You see, my original plan was to have each 12.5″ block  be a full log cabin, joining them all together to make a 5 x 6 block quilt top.  I took some solid black and began revising the arrangement, adding areas of negative space to and around the log cabins.  I loved it!  Such a simple thing, similar to what I did with the Dinosaur Quilt.  So now, as well as the full size blocks, I’ve started to make smaller log cabin block and sash them in varying widths of black.  I might even have some full 12.5″ square negative space too.  That’s the joy of the design wall; nothing’s place is permanent on it.  Now that the some of the blocks have been reduced in size they’re coming much quicker, and I hope to have the top pieced by next weekend.

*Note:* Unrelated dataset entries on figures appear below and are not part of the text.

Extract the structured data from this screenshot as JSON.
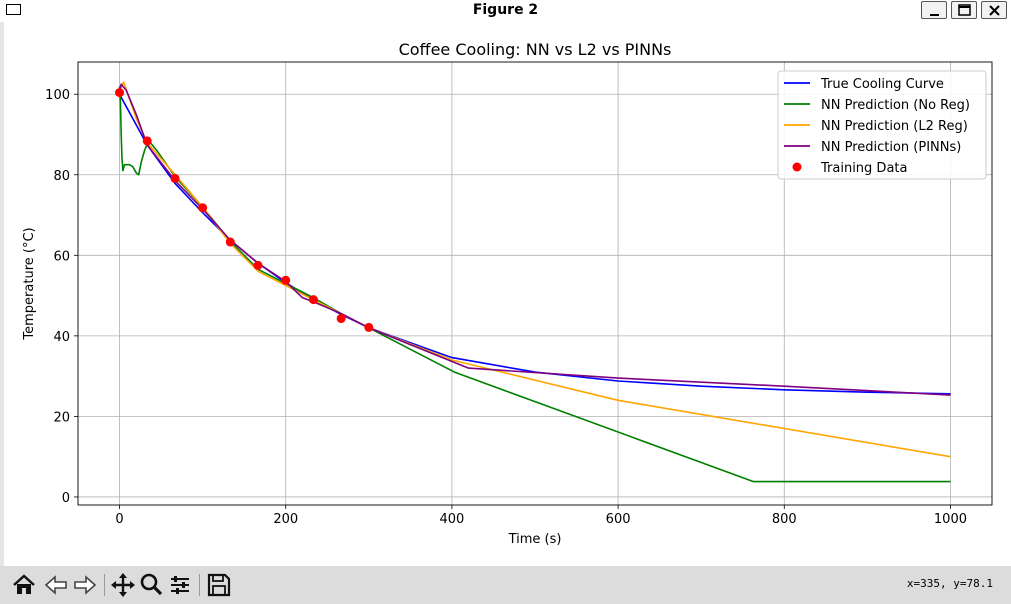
{
  "window": {
    "title": "Figure 2"
  },
  "toolbar": {
    "icons": [
      "home-icon",
      "back-icon",
      "forward-icon",
      "pan-icon",
      "zoom-icon",
      "configure-subplots-icon",
      "save-icon"
    ],
    "coords": "x=335, y=78.1"
  },
  "chart_data": {
    "type": "line",
    "title": "Coffee Cooling: NN vs L2 vs PINNs",
    "xlabel": "Time (s)",
    "ylabel": "Temperature (°C)",
    "xlim": [
      -50,
      1050
    ],
    "ylim": [
      -2,
      108
    ],
    "xticks": [
      0,
      200,
      400,
      600,
      800,
      1000
    ],
    "yticks": [
      0,
      20,
      40,
      60,
      80,
      100
    ],
    "grid": true,
    "legend_position": "top-right",
    "series": [
      {
        "name": "True Cooling Curve",
        "color": "#0000ff",
        "style": "line",
        "x": [
          0,
          33,
          67,
          100,
          133,
          167,
          200,
          233,
          267,
          300,
          400,
          500,
          600,
          700,
          800,
          900,
          1000
        ],
        "y": [
          100,
          87.5,
          77.8,
          70.6,
          63.8,
          58.0,
          53.2,
          49.0,
          45.3,
          42.0,
          34.6,
          31.0,
          28.8,
          27.5,
          26.6,
          26.0,
          25.6
        ]
      },
      {
        "name": "NN Prediction (No Reg)",
        "color": "#008000",
        "style": "line",
        "x": [
          0,
          1,
          2,
          3,
          4,
          6,
          8,
          12,
          16,
          20,
          23,
          26,
          30,
          35,
          45,
          67,
          100,
          133,
          167,
          200,
          233,
          267,
          300,
          403,
          763,
          1000
        ],
        "y": [
          102,
          98,
          90,
          84,
          81,
          82.5,
          82.5,
          82.5,
          82,
          80.5,
          80,
          83,
          86,
          88.5,
          86,
          79.5,
          72,
          63.5,
          56.5,
          53,
          49.5,
          45.5,
          42,
          31,
          3.8,
          3.8
        ]
      },
      {
        "name": "NN Prediction (L2 Reg)",
        "color": "#ffa500",
        "style": "line",
        "x": [
          0,
          5,
          10,
          20,
          33,
          67,
          100,
          133,
          167,
          200,
          233,
          267,
          300,
          400,
          600,
          1000
        ],
        "y": [
          101,
          103,
          100,
          94,
          88,
          80,
          72,
          63,
          56,
          52.5,
          49,
          45.5,
          42,
          34,
          24,
          10
        ]
      },
      {
        "name": "NN Prediction (PINNs)",
        "color": "#800080",
        "style": "line",
        "x": [
          0,
          2,
          8,
          20,
          33,
          67,
          100,
          133,
          167,
          200,
          220,
          233,
          267,
          300,
          420,
          600,
          800,
          1000
        ],
        "y": [
          100.5,
          102.5,
          101,
          95,
          87.5,
          78.5,
          71.5,
          63.8,
          58,
          53.5,
          49.5,
          48.5,
          45.5,
          42,
          32,
          29.5,
          27.5,
          25.3
        ]
      },
      {
        "name": "Training Data",
        "color": "#ff0000",
        "style": "scatter",
        "x": [
          0,
          33.3,
          66.7,
          100,
          133.3,
          166.7,
          200,
          233.3,
          266.7,
          300
        ],
        "y": [
          100.4,
          88.4,
          79.1,
          71.8,
          63.3,
          57.5,
          53.8,
          49.0,
          44.3,
          42.1
        ]
      }
    ]
  }
}
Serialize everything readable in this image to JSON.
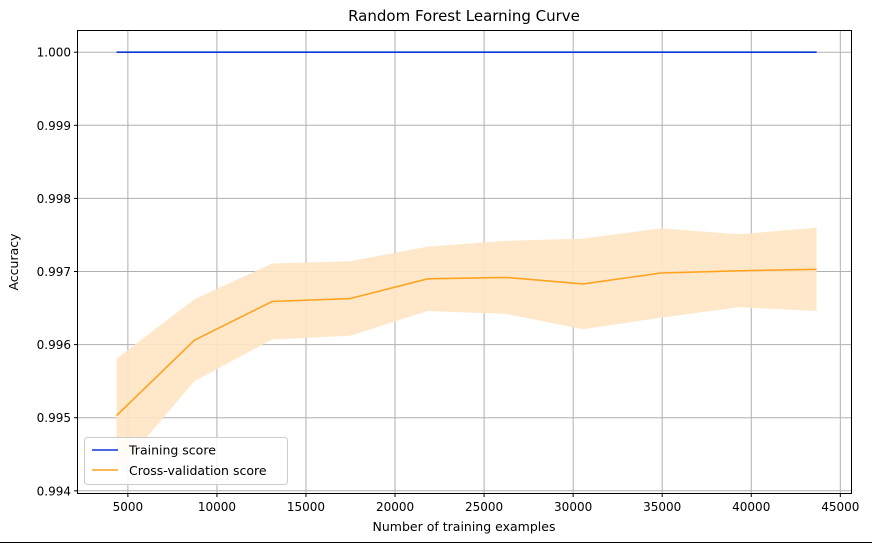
{
  "chart_data": {
    "type": "line",
    "title": "Random Forest Learning Curve",
    "xlabel": "Number of training examples",
    "ylabel": "Accuracy",
    "xlim": [
      2200,
      45600
    ],
    "ylim": [
      0.99397,
      1.00029
    ],
    "xticks": [
      5000,
      10000,
      15000,
      20000,
      25000,
      30000,
      35000,
      40000,
      45000
    ],
    "xtick_labels": [
      "5000",
      "10000",
      "15000",
      "20000",
      "25000",
      "30000",
      "35000",
      "40000",
      "45000"
    ],
    "yticks": [
      0.994,
      0.995,
      0.996,
      0.997,
      0.998,
      0.999,
      1.0
    ],
    "ytick_labels": [
      "0.994",
      "0.995",
      "0.996",
      "0.997",
      "0.998",
      "0.999",
      "1.000"
    ],
    "grid": true,
    "legend_position": "lower-left",
    "x": [
      4366,
      8733,
      13100,
      17466,
      21833,
      26200,
      30566,
      34933,
      39300,
      43666
    ],
    "series": [
      {
        "name": "Training score",
        "color": "#0a36d4",
        "values": [
          1.0,
          1.0,
          1.0,
          1.0,
          1.0,
          1.0,
          1.0,
          1.0,
          1.0,
          1.0
        ]
      },
      {
        "name": "Cross-validation score",
        "color": "#ffa31f",
        "band_color": "#ffe6c4",
        "values": [
          0.99503,
          0.99606,
          0.99659,
          0.99663,
          0.9969,
          0.99692,
          0.99683,
          0.99698,
          0.99701,
          0.99703
        ],
        "band_lower": [
          0.99425,
          0.9955,
          0.99607,
          0.99612,
          0.99646,
          0.99642,
          0.99621,
          0.99637,
          0.99651,
          0.99646
        ],
        "band_upper": [
          0.99581,
          0.99662,
          0.99711,
          0.99714,
          0.99734,
          0.99742,
          0.99745,
          0.99759,
          0.99751,
          0.9976
        ]
      }
    ]
  }
}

Today, I took a break from the Gossip Quilt to work on my February #NGAQB blocks.  All was going well until I came to square up one side…

Yep, I was that much short.  You know those days when nothing seems to go right?  When fabric doesn’t want to play ball and you drop your pins all over the floor, well today was one of those days in the attic.  The negative, the real negative, was well and truly being accentuated.  Apart from some paltry scraps, I had no more of the background grey and didn’t have the patient to order more and wait for it to arrive.  I panicked and got stressed.  I called out to my bee mates for suggestions, taking myself away from the machine whilst I waited for their responses.  A calm descended after a dog walk and a cup of tea.  On my return I looked at the block differently.  They say things happen for  reason and I think they really do.  A quick slice and dice of the block allowed my to add some wonky sashing that has totally transformed it to something I never envisaged.  A happy case of measure once, cut twice!  Don’t you just love it when things like that happen.  My quilting  is far from perfect but sometimes, in the mistakes I make, I see the potential for something closer to it!

Have you ever turned a problem into a positive?